Pacheco concluiu que o não
contingenciamento do FNDCT será “inócuo” se não for enviada logo ao Congresso
nova proposta de suplementação orçamentária do Fundo, evitando que isso ocorra
no final do ano, e se esses recursos forem destinados apenas a cobrir os
déficits orçamentários do MCTI. “Seria perder a possibilidade de dar um
verdadeiro estímulo à retomada da atividade de pesquisa e inovação no
país."
Empoçamento de recursos
Três dias depois do
colóquio no CBPF, em 18 de junho, o baixo investimento em CT&I e a
distribuição dos recursos do FNDCT também estiveram em pauta na reunião do
comitê de líderes da Mobilização Empresarial pela Inovação (MEI) da
Confederação Nacional da Indústria (CNI).

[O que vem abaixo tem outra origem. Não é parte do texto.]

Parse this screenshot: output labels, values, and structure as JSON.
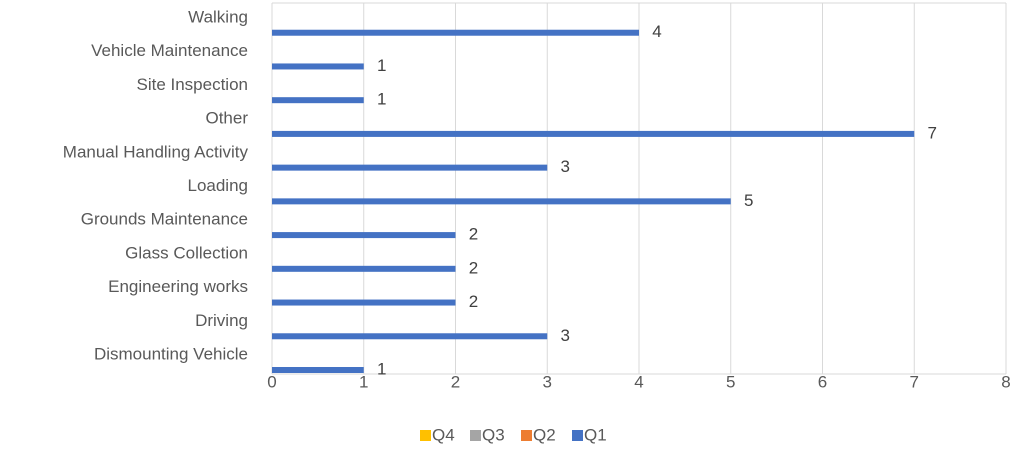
{
  "chart_data": {
    "type": "bar",
    "orientation": "horizontal",
    "categories": [
      "Walking",
      "Vehicle Maintenance",
      "Site Inspection",
      "Other",
      "Manual Handling Activity",
      "Loading",
      "Grounds Maintenance",
      "Glass Collection",
      "Engineering works",
      "Driving",
      "Dismounting Vehicle"
    ],
    "series": [
      {
        "name": "Q4",
        "color": "#FFC000",
        "values": [
          0,
          0,
          0,
          0,
          0,
          0,
          0,
          0,
          0,
          0,
          0
        ]
      },
      {
        "name": "Q3",
        "color": "#A5A5A5",
        "values": [
          0,
          0,
          0,
          0,
          0,
          0,
          0,
          0,
          0,
          0,
          0
        ]
      },
      {
        "name": "Q2",
        "color": "#ED7D31",
        "values": [
          0,
          0,
          0,
          0,
          0,
          0,
          0,
          0,
          0,
          0,
          0
        ]
      },
      {
        "name": "Q1",
        "color": "#4472C4",
        "values": [
          4,
          1,
          1,
          7,
          3,
          5,
          2,
          2,
          2,
          3,
          1
        ]
      }
    ],
    "data_labels": [
      "4",
      "1",
      "1",
      "7",
      "3",
      "5",
      "2",
      "2",
      "2",
      "3",
      "1"
    ],
    "x_ticks": [
      "0",
      "1",
      "2",
      "3",
      "4",
      "5",
      "6",
      "7",
      "8"
    ],
    "xlim": [
      0,
      8
    ],
    "title": "",
    "xlabel": "",
    "ylabel": "",
    "grid": true,
    "legend_position": "bottom"
  }
}
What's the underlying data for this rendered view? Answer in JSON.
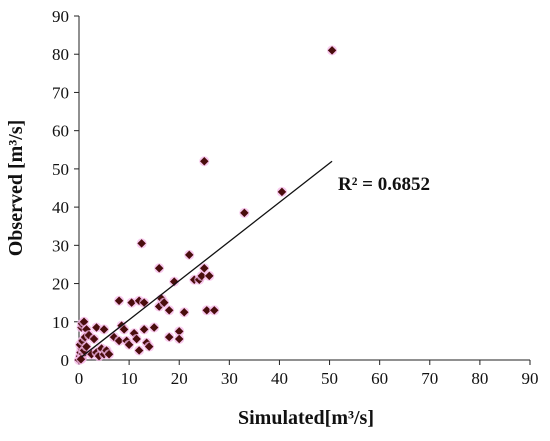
{
  "chart_data": {
    "type": "scatter",
    "xlabel": "Simulated[m³/s]",
    "ylabel": "Observed [m³/s]",
    "xlim": [
      0,
      90
    ],
    "ylim": [
      0,
      90
    ],
    "xticks": [
      0,
      10,
      20,
      30,
      40,
      50,
      60,
      70,
      80,
      90
    ],
    "yticks": [
      0,
      10,
      20,
      30,
      40,
      50,
      60,
      70,
      80,
      90
    ],
    "grid": false,
    "marker_color": "#4a0d0d",
    "halo_color": "#f5b8e8",
    "trendline": {
      "type": "linear",
      "x": [
        0.5,
        50.5
      ],
      "y": [
        0.8,
        52
      ],
      "r2_label": "R² = 0.6852"
    },
    "points": [
      [
        0,
        0
      ],
      [
        0.2,
        1
      ],
      [
        0.3,
        2
      ],
      [
        0.5,
        3
      ],
      [
        0.2,
        4
      ],
      [
        0.6,
        0.5
      ],
      [
        0.8,
        1.5
      ],
      [
        1,
        2.5
      ],
      [
        0.4,
        0.2
      ],
      [
        0.7,
        5
      ],
      [
        0.5,
        8.5
      ],
      [
        0.6,
        9.5
      ],
      [
        1,
        10
      ],
      [
        1.5,
        8
      ],
      [
        1.2,
        6
      ],
      [
        1.5,
        3.5
      ],
      [
        2,
        6.5
      ],
      [
        2.5,
        1.5
      ],
      [
        3,
        5.5
      ],
      [
        3.5,
        8.5
      ],
      [
        3.5,
        2
      ],
      [
        4,
        1
      ],
      [
        4.5,
        3
      ],
      [
        5,
        8
      ],
      [
        5,
        1.5
      ],
      [
        5.5,
        2.5
      ],
      [
        6,
        1.5
      ],
      [
        7,
        6
      ],
      [
        8,
        5
      ],
      [
        8,
        15.5
      ],
      [
        8.5,
        9
      ],
      [
        9,
        8
      ],
      [
        9.5,
        5
      ],
      [
        10,
        4
      ],
      [
        10.5,
        15
      ],
      [
        11,
        7
      ],
      [
        11.5,
        5.5
      ],
      [
        12,
        2.5
      ],
      [
        12,
        15.5
      ],
      [
        12.5,
        30.5
      ],
      [
        13,
        15
      ],
      [
        13,
        8
      ],
      [
        13.5,
        4.5
      ],
      [
        14,
        3.5
      ],
      [
        15,
        8.5
      ],
      [
        16,
        24
      ],
      [
        16,
        14
      ],
      [
        16.5,
        16
      ],
      [
        17,
        15
      ],
      [
        18,
        13
      ],
      [
        18,
        6
      ],
      [
        19,
        20.5
      ],
      [
        20,
        7.5
      ],
      [
        20,
        5.5
      ],
      [
        21,
        12.5
      ],
      [
        22,
        27.5
      ],
      [
        23,
        21
      ],
      [
        24,
        21
      ],
      [
        24.5,
        22
      ],
      [
        25,
        52
      ],
      [
        25,
        24
      ],
      [
        25.5,
        13
      ],
      [
        26,
        22
      ],
      [
        27,
        13
      ],
      [
        33,
        38.5
      ],
      [
        40.5,
        44
      ],
      [
        50.5,
        81
      ]
    ]
  }
}
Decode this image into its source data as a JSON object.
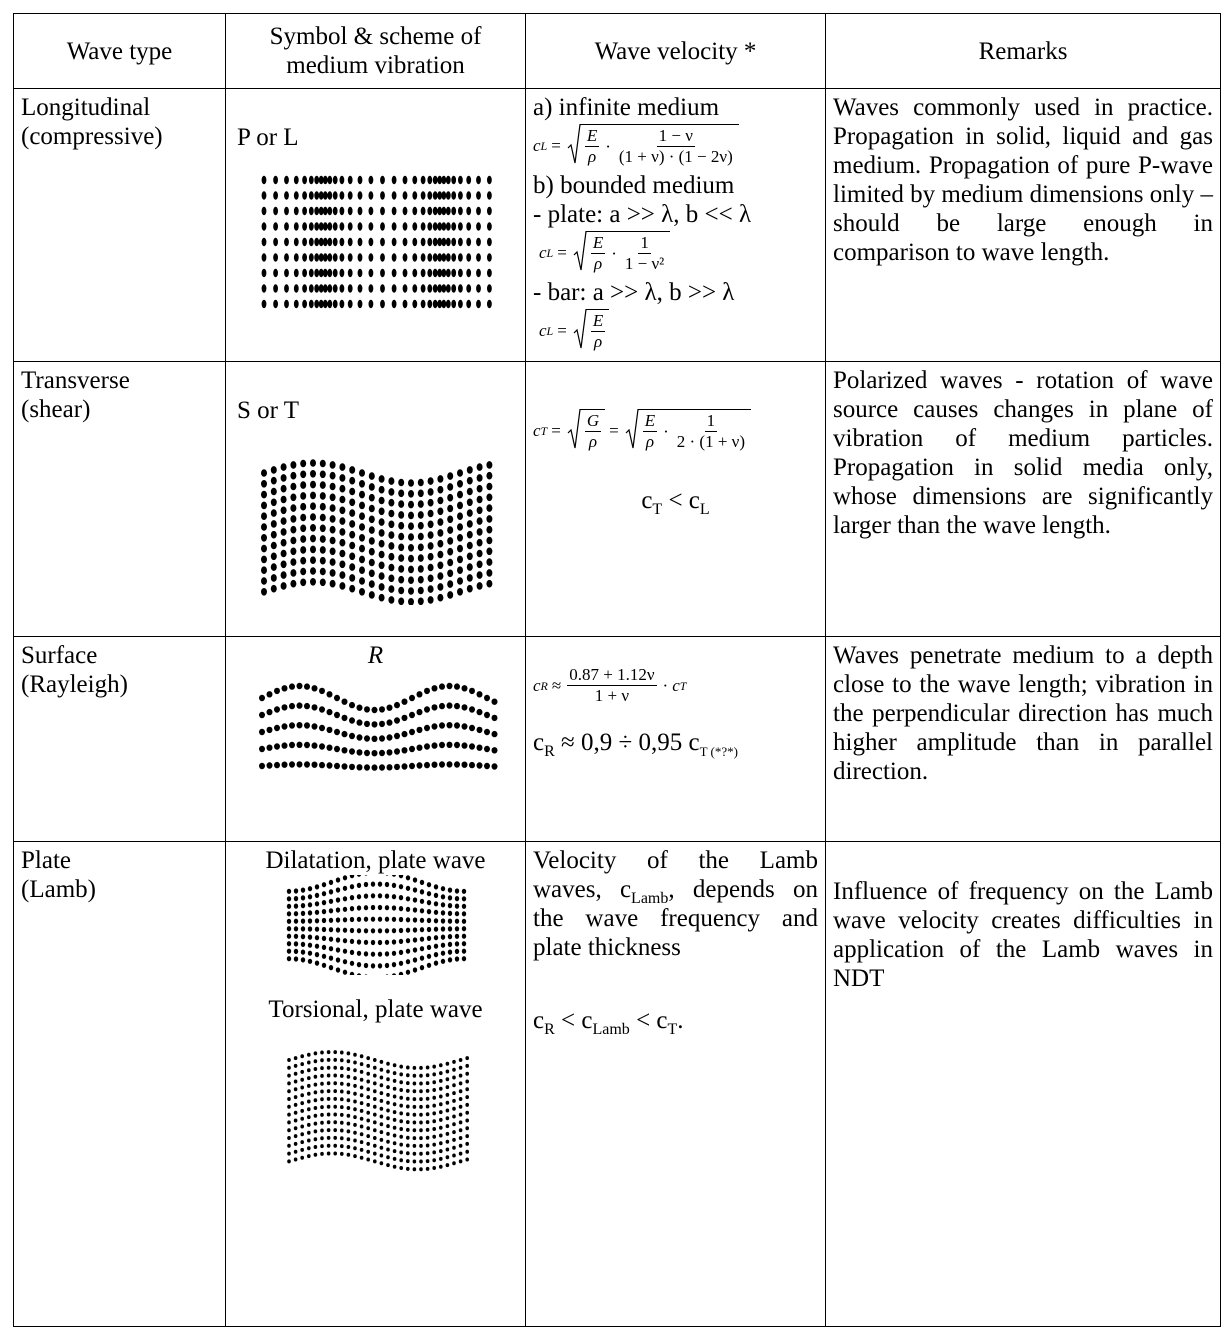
{
  "table": {
    "header": [
      "Wave type",
      "Symbol & scheme of medium vibration",
      "Wave velocity *",
      "Remarks"
    ],
    "rows": [
      {
        "wave_type": [
          "Longitudinal",
          "(compressive)"
        ],
        "symbol": [
          "P or L"
        ],
        "velocity": [
          {
            "text": "a) infinite medium"
          },
          {
            "formula": [
              {
                "var": "c",
                "sub": "L"
              },
              {
                "op": "="
              },
              {
                "sqrt": [
                  {
                    "num": "E",
                    "den": "ρ"
                  },
                  {
                    "op": "·"
                  },
                  {
                    "num": "1 − ν",
                    "den": "(1 + ν) · (1 − 2ν)"
                  }
                ]
              }
            ]
          },
          {
            "text": "b) bounded medium"
          },
          {
            "text": "- plate: a >> λ, b << λ"
          },
          {
            "formula": [
              {
                "var": "c",
                "sub": "L"
              },
              {
                "op": "="
              },
              {
                "sqrt": [
                  {
                    "num": "E",
                    "den": "ρ"
                  },
                  {
                    "op": "·"
                  },
                  {
                    "num": "1",
                    "den": "1 − ν²"
                  }
                ]
              }
            ]
          },
          {
            "text": "- bar: a >> λ, b >> λ"
          },
          {
            "formula": [
              {
                "var": "c",
                "sub": "L"
              },
              {
                "op": "="
              },
              {
                "sqrt": [
                  {
                    "num": "E",
                    "den": "ρ"
                  }
                ]
              }
            ]
          }
        ],
        "remarks": "Waves commonly used in practice. Propagation in solid, liquid and gas medium. Propagation of pure P-wave limited by medium dimensions only – should be large enough in comparison to wave length."
      },
      {
        "wave_type": [
          "Transverse",
          "(shear)"
        ],
        "symbol": [
          "S or T"
        ],
        "velocity": [
          {
            "formula": [
              {
                "var": "c",
                "sub": "T"
              },
              {
                "op": "="
              },
              {
                "sqrt": [
                  {
                    "num": "G",
                    "den": "ρ"
                  }
                ]
              },
              {
                "op": "="
              },
              {
                "sqrt": [
                  {
                    "num": "E",
                    "den": "ρ"
                  },
                  {
                    "op": "·"
                  },
                  {
                    "num": "1",
                    "den": "2 · (1 + ν)"
                  }
                ]
              }
            ]
          },
          {
            "rich": [
              {
                "text": "c"
              },
              {
                "sub": "T"
              },
              {
                "text": " < c"
              },
              {
                "sub": "L"
              }
            ]
          }
        ],
        "remarks": "Polarized waves - rotation of wave source causes changes in plane of vibration of medium particles. Propagation in solid media only, whose dimensions are significantly larger than the wave length."
      },
      {
        "wave_type": [
          "Surface",
          "(Rayleigh)"
        ],
        "symbol": [
          "R"
        ],
        "velocity": [
          {
            "formula": [
              {
                "var": "c",
                "sub": "R"
              },
              {
                "op": "≈"
              },
              {
                "num": "0.87 + 1.12ν",
                "den": "1 + ν"
              },
              {
                "op": "·"
              },
              {
                "var": "c",
                "sub": "T"
              }
            ]
          },
          {
            "rich": [
              {
                "text": "c"
              },
              {
                "sub": "R"
              },
              {
                "text": "  ≈ 0,9 ÷ 0,95 c"
              },
              {
                "sub": "T (*?*)"
              }
            ]
          }
        ],
        "remarks": "Waves penetrate medium to a depth close to the wave length; vibration in the perpendicular direction has much higher amplitude than in parallel direction."
      },
      {
        "wave_type": [
          "Plate",
          "(Lamb)"
        ],
        "symbol": [
          "Dilatation, plate wave",
          "Torsional, plate wave"
        ],
        "velocity": [
          {
            "rich": [
              {
                "text": "Velocity of the Lamb waves, c"
              },
              {
                "sub": "Lamb"
              },
              {
                "text": ", depends on the wave frequency and plate thickness"
              }
            ]
          },
          {
            "rich": [
              {
                "text": "c"
              },
              {
                "sub": "R"
              },
              {
                "text": " < c"
              },
              {
                "sub": "Lamb"
              },
              {
                "text": "  < c"
              },
              {
                "sub": "T"
              },
              {
                "text": "."
              }
            ]
          }
        ],
        "remarks": "Influence of frequency on the Lamb wave velocity creates difficulties in application of the Lamb waves in NDT"
      }
    ]
  }
}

“Em 2018, 75,2% dos recursos
do Fundo foram contingenciados. Dos 21,6% aplicados [descontado o percentual de
3,2% de taxa de administração e despesas operacionais], 39% foram destinados à
equalização dos juros pela Finep e apenas 7% foram para a subvenção econômica”,
disse Pedro Wongtschowski, presidente do Conselho de Administração da Ultrapar
e membro do Conselho Superior da FAPESP. “Estamos na contramão do mundo, já que
a subvenção econômica é o instrumento mais utilizado pelos países da OCDE
[Organizacão para Cooperação e Desenvolvimento Econômico] para alavancar a
P&D”, observou.
Até mesmo o financiamento
reembolsável da Finep às empresas inovadoras caiu de R$ 2 bilhões para R$ 1,5
bilhão entre 2019 e 2020. “Originalmente, a Finep concedia empréstimos com taxa
Selic, de 3,5% ao ano; hoje é TJLP, de 4,61% ao ano. Tomar recursos da Finep é
mais caro do que a taxa CDI [Certificado de Depósito Interbancário]. Empresas
com bom padrão de crédito não tomam mais recursos e a Finep registra
empoçamento”, afirmou Wongtschowski.
Alternativas de financiamento
Tanto no seminário do Conselho
Brasileiro de Pesquisas Físicas como na reunião do Movimento Empresarial pela
Inovação, os debates avançaram para a proposição de alternativas de
financiamento para efetivamente ampliar as oportunidades de investimentos em
CT&I no país.
“Além de recuperar as dotações
do MCTI, de impedir que se compense o descontingenciamento dos recursos do
FNDCT com elevação da carga tributária ou restrição de concessão de
incentivos fiscais à inovação, é preciso pensar em fontes alternativas de
recursos para as atividades de pesquisa”, disse Pacheco.
“A MEI está preocupada em
achar fontes alternativas que mobilizem recursos públicos e privados para a
pesquisa e desenvolvimento”, disse Wongtschowski, citando o exemplo de
iniciativas bem-sucedidas, como as da Empresa Brasileira de Pesquisa e Inovação
Industrial (Embrapii).
Ambos propuseram a criação de
Fundos público-privados de apoio à inovação, na modalidade de grants de
pesquisa colaborativa – como é o caso dos Centros de Pesquisa em Engenharia da
FAPESP –, matching funds, fundos endowments, entre outros, além de finanças
híbridas – como, por exemplo, o crowfunding – e do estímulo a iniciativa
filantrópicas em parceria com fundos e agências públicas.
Entre as iniciativas filantrópicas, Wongtschowski, mencionou o exemplo do Instituto Serrapilheira, que tem apoiado a ciência básica, e a iniciativa Todos pela Saúde, do Itaú Unibanco, que financia estudos na área da saúde.